1 (Similarity): A Simulated Clinical Experience is Not a Class
While healthcare simulation is absolutely a learning experience, the practice is not didactic instruction in the traditional sense. A more succinct definition would be attaining educational goals through experiential learning. Both fields understand, apply, and appreciate this fundamental truth.
For example, if a learner does not know how to perform a procedure needed to save a patient’s life, and effective civilian medical simulation would see them take one of three paths: try doing it anyway, call for help/mobilize resources, or find an alternate route. A military medical simulation would see three similar paths: evacuate to the next echelon of care, employ telemedicine, or use the resources you have on hand until further help arrives.

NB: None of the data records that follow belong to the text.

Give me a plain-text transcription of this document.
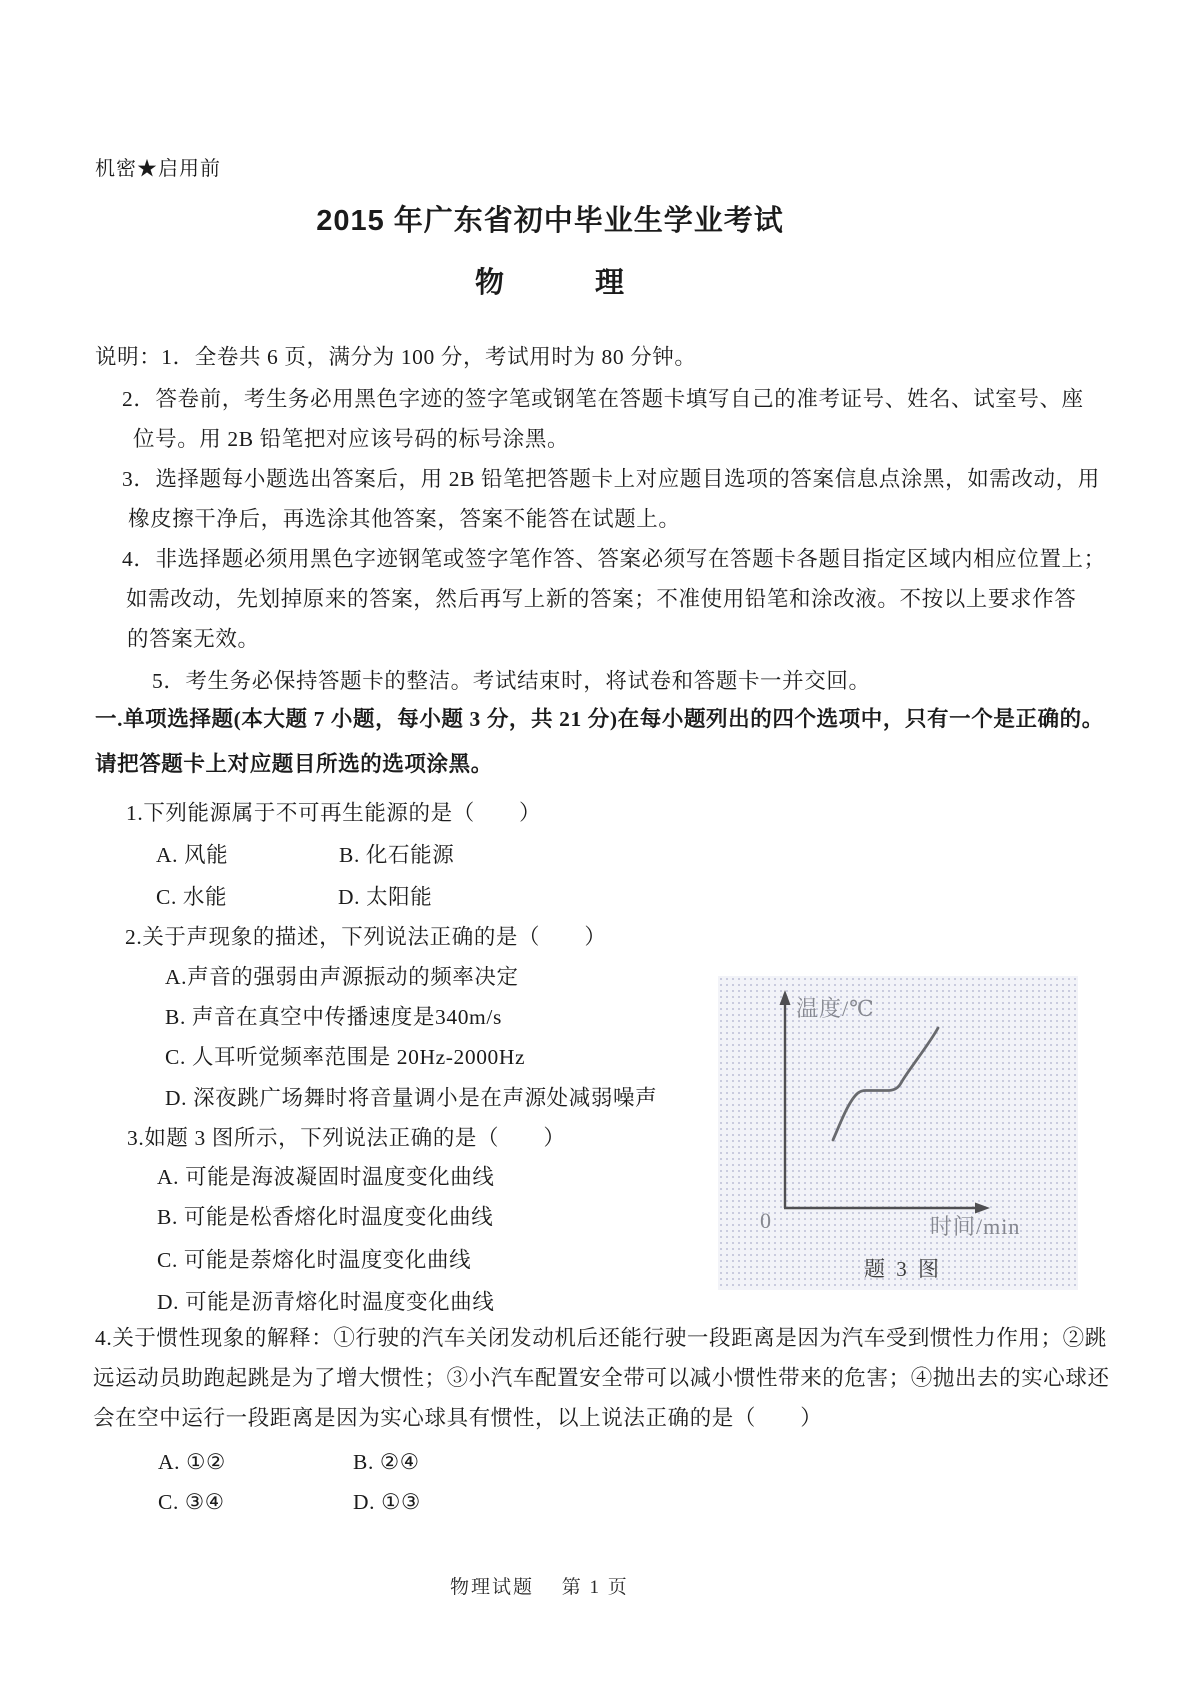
机密★启用前
2015 年广东省初中毕业生学业考试
物　　　理
说明：1．全卷共 6 页，满分为 100 分，考试用时为 80 分钟。
2．答卷前，考生务必用黑色字迹的签字笔或钢笔在答题卡填写自己的准考证号、姓名、试室号、座
位号。用 2B 铅笔把对应该号码的标号涂黑。
3．选择题每小题选出答案后，用 2B 铅笔把答题卡上对应题目选项的答案信息点涂黑，如需改动，用
橡皮擦干净后，再选涂其他答案，答案不能答在试题上。
4．非选择题必须用黑色字迹钢笔或签字笔作答、答案必须写在答题卡各题目指定区域内相应位置上；
如需改动，先划掉原来的答案，然后再写上新的答案；不准使用铅笔和涂改液。不按以上要求作答
的答案无效。
5．考生务必保持答题卡的整洁。考试结束时，将试卷和答题卡一并交回。
一.单项选择题(本大题 7 小题，每小题 3 分，共 21 分)在每小题列出的四个选项中，只有一个是正确的。
请把答题卡上对应题目所选的选项涂黑。
1.下列能源属于不可再生能源的是（　　）
A. 风能	B. 化石能源
C. 水能	D. 太阳能
2.关于声现象的描述，下列说法正确的是（　　）
A.声音的强弱由声源振动的频率决定
B. 声音在真空中传播速度是340m/s
C. 人耳听觉频率范围是 20Hz-2000Hz
D. 深夜跳广场舞时将音量调小是在声源处减弱噪声
3.如题 3 图所示，下列说法正确的是（　　）
A. 可能是海波凝固时温度变化曲线
B. 可能是松香熔化时温度变化曲线
C. 可能是萘熔化时温度变化曲线
D. 可能是沥青熔化时温度变化曲线
温度/℃
时间/min
0
题 3 图
4.关于惯性现象的解释：①行驶的汽车关闭发动机后还能行驶一段距离是因为汽车受到惯性力作用；②跳
远运动员助跑起跳是为了增大惯性；③小汽车配置安全带可以减小惯性带来的危害；④抛出去的实心球还
会在空中运行一段距离是因为实心球具有惯性，以上说法正确的是（　　）
A. ①②	B. ②④
C. ③④	D. ①③
物理试题　 第 1 页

Rémy Roe is a retired U.S. Army special operations combat medic who currently works as a Simulation Technology Specialist at the Stanford University School of Medicine, Center for Immersive and Simulation-Based Learning (CISL). He has worked as a Healthcare Simulation Operator, Educator, and Developer around the globe. He served as the Senior Instructor at the largest Medical Simulation Training Center (MSTC) in the Department of Defense (DOD) before moving to Stanford. Roe is currently a Ph.D. student studying Psychology, with a master’s degree in Personality Psychology and Sociology. Rémy currently lives in Menlo Park, CA, and enjoys hiking, traveling, and coaching Olympic Weightlifting in his spare time.